Barfuß im Watt zu laufen ist reizvoll – keine Frage! Aber es ist auch gefahrvoll. Scharfkantige Muscheln fügen nackten Füßen schnell ernsthafte Schnittverletzungen zu. Ganz ungeeignet sind Regenstiefel, weil sie sich im Watt festsaugen und in den Prielen leicht voll Wasser laufen. Am besten geeignet sind Neoprenschuhe, wie sie zum Surfen verwendet werden. Auch gut geeignet sind knöchelhohe Sneaker aus Baumwollstoff mit einer Gummisohle. Dazu sollte an den Sonnenschutz gedacht werden und an kurze Hosen zum Durchwaten von Prielen.

Verhalten im Watt

  • Gehen Sie nie alleine ins Watt.
  • Vertrauen Sie sich einem kundigen Wattführer an.
  • Senken, Priele, Löcher, Muschelfelder, Steilkanten und Schlickfelder können lebensgefährlich werden, wenn man die Tücken nicht kennt (Gefahr des Einsinkens in Schlickzonen).
  • Führen Sie Wattwanderungen nur im Sommer am Tage (Sonnenaufgang bis Sonnenuntergang) und nur bei ruhigem Wetter und guten Sichtverhältnissen durch.
  • Gehen Sie auf keinen Fall bei Dämmerung, Dunkelheit, Sturm oder Nebel ins Watt. Der Aufenthalt ist lebensgefährlich.
  • Merken Sie sich die Windrichtung und beobachten Sie das Ziehen der Wolken.
  • Sollte überraschend Nebel auftauchen, irren Sie nicht ziellos herum, sondern versuchen Sie, anhand ihrer Fußspuren den Weg zur Küste zu finden. Rufen Sie laut und deutlich um Hilfe.
  • Bei Gewitter ist das Betreten des Watts lebensgefährlich.
  • Gehen Sie nicht mit Kindern unter 6 bis 8 Jahren ins Watt.
  • Informieren Sie sich über die Gezeiten.
  • Berechnen Sie genügend Zeit für den Rückweg ein, bevor Sie loswandern.

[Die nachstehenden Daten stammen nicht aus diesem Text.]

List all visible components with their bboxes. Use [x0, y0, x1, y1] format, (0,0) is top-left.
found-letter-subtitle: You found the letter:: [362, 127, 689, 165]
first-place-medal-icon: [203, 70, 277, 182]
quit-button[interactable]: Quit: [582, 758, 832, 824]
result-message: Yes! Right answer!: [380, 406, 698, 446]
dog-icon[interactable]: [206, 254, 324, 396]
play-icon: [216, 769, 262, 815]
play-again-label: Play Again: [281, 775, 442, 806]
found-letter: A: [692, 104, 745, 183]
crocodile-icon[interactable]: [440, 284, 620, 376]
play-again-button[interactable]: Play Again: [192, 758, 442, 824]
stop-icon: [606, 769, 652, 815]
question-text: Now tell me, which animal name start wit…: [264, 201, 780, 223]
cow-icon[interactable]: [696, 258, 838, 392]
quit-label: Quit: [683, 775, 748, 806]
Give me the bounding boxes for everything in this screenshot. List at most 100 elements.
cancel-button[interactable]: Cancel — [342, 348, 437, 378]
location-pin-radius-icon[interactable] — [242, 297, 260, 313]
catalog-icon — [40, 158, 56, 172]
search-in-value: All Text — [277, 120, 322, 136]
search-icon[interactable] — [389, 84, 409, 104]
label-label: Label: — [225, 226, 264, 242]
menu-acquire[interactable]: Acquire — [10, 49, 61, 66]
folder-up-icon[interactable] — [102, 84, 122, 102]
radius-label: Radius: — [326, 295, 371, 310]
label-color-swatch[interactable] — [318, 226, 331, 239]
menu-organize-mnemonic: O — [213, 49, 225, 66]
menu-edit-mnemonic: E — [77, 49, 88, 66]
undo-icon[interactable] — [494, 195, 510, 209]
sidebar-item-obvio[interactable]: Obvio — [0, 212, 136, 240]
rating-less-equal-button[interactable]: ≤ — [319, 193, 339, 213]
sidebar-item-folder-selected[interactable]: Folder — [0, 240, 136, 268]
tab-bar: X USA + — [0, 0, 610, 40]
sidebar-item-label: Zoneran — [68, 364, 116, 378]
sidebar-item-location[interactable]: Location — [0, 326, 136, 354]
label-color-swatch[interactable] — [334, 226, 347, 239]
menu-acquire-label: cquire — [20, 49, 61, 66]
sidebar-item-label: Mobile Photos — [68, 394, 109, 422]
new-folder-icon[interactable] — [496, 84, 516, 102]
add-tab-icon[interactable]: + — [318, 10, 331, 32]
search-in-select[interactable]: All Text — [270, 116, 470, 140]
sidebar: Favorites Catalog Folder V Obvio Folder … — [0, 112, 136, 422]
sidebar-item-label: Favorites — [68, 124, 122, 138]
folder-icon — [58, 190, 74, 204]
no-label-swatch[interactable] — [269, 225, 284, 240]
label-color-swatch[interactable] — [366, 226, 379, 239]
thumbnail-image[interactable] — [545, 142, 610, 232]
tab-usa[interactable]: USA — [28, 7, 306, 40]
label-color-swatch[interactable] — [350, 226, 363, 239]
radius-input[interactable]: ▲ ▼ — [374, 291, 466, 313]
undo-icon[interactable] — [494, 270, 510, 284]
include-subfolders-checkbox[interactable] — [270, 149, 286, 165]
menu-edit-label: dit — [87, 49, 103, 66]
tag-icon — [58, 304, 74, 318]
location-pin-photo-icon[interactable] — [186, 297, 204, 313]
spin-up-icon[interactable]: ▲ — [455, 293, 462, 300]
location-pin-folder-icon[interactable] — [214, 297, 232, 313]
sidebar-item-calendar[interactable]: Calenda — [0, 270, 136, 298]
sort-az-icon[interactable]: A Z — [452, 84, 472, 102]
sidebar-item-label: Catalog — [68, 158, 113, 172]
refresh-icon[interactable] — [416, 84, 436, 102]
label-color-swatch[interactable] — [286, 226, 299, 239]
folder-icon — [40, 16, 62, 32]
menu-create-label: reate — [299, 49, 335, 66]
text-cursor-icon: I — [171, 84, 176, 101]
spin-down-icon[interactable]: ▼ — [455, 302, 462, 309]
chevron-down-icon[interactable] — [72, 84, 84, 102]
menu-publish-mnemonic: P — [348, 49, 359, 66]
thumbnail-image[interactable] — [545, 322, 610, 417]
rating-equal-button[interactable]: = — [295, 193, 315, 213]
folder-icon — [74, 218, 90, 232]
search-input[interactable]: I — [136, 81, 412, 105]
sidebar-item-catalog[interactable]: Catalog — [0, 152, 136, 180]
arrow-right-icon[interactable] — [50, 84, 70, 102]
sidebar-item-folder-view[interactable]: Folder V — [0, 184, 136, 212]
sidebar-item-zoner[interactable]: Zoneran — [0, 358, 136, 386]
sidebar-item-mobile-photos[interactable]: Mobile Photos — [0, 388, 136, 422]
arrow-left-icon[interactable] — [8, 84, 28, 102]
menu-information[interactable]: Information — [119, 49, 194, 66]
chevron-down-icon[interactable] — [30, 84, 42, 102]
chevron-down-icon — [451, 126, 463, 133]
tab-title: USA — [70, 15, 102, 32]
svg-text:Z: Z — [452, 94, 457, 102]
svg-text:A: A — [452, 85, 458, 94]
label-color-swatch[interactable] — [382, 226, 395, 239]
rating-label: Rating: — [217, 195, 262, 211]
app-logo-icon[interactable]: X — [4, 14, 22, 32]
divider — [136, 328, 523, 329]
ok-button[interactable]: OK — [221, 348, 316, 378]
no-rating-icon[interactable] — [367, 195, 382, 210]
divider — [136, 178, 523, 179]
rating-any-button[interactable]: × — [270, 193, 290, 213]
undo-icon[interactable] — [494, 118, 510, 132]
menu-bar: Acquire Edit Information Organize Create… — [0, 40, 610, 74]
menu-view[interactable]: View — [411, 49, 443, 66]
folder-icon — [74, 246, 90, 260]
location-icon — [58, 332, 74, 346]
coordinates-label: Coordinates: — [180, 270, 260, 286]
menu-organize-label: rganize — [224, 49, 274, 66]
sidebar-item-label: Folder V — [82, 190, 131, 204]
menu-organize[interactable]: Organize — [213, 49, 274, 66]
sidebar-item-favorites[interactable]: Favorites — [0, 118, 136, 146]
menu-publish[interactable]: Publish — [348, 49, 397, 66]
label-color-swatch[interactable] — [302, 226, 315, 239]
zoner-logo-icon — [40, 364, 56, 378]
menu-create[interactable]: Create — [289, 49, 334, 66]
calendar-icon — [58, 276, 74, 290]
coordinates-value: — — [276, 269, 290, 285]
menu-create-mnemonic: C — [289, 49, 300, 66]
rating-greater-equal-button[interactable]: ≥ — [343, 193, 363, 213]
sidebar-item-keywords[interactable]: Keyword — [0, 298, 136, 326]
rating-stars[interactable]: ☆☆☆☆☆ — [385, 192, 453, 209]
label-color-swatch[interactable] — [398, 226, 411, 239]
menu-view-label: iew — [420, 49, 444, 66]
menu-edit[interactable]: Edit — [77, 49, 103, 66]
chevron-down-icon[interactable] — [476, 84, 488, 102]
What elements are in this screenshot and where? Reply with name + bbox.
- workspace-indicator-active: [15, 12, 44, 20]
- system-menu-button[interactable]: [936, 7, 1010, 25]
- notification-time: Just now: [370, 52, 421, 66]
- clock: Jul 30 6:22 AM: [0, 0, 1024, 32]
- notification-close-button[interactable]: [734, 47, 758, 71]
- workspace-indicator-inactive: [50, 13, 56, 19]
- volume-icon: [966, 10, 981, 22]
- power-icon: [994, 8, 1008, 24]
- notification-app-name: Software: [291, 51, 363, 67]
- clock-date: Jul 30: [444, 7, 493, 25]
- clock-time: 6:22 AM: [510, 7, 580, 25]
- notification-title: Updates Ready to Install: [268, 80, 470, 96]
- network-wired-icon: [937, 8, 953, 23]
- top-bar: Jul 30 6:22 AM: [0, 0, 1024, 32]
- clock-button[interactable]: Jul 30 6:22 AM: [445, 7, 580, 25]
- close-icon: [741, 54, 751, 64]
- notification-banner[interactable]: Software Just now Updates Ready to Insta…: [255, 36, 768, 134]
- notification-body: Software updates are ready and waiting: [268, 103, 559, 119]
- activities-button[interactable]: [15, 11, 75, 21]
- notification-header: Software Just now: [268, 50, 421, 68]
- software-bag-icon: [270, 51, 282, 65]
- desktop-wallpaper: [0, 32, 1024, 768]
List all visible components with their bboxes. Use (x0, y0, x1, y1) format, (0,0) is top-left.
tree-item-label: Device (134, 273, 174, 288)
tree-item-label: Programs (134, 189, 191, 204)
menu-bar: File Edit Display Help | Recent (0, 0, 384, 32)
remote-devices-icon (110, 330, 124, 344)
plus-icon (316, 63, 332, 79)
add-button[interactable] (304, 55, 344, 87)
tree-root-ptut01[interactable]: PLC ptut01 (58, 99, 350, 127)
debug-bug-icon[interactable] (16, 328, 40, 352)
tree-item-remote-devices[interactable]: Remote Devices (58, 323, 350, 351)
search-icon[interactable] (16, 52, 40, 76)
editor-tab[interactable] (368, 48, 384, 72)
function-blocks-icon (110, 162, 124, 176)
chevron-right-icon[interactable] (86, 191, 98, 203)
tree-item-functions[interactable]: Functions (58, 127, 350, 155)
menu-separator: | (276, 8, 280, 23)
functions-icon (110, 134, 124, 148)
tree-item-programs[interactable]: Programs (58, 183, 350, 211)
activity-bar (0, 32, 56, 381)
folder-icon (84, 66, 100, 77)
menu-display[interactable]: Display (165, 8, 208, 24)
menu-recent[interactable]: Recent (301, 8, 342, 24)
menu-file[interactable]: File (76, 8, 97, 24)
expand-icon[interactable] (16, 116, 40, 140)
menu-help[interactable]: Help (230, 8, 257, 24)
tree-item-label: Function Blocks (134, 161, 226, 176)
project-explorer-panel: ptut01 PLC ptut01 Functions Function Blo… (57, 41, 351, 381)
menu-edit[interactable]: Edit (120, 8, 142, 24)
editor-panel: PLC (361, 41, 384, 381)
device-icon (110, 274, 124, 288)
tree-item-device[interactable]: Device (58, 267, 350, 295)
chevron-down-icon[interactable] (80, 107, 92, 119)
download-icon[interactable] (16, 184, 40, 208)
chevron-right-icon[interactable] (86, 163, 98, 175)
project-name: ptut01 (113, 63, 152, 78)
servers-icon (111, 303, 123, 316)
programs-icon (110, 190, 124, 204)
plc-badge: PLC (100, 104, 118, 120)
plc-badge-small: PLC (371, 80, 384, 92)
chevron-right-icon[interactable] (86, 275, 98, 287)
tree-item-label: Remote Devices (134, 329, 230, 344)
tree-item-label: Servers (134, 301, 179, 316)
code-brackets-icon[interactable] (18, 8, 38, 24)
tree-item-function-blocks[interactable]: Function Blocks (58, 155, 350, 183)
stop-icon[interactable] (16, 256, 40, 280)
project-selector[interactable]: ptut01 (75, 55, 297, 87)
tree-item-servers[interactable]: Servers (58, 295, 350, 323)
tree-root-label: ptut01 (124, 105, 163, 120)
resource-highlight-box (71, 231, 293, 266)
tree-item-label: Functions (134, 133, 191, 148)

  • Informieren Sie jemanden, bevor Sie ins Watt gehen.
  • Merken Sie sich einen Markierungspunkt auf dem Festland.
  • Meiden Sie bei auflaufendem Wasser die Nähe von Prielen, es herrscht starke Strömung! Auch geübte Schwimmer sollten auf keinen Fall versuchen, einen Priel zu durchschwimmen.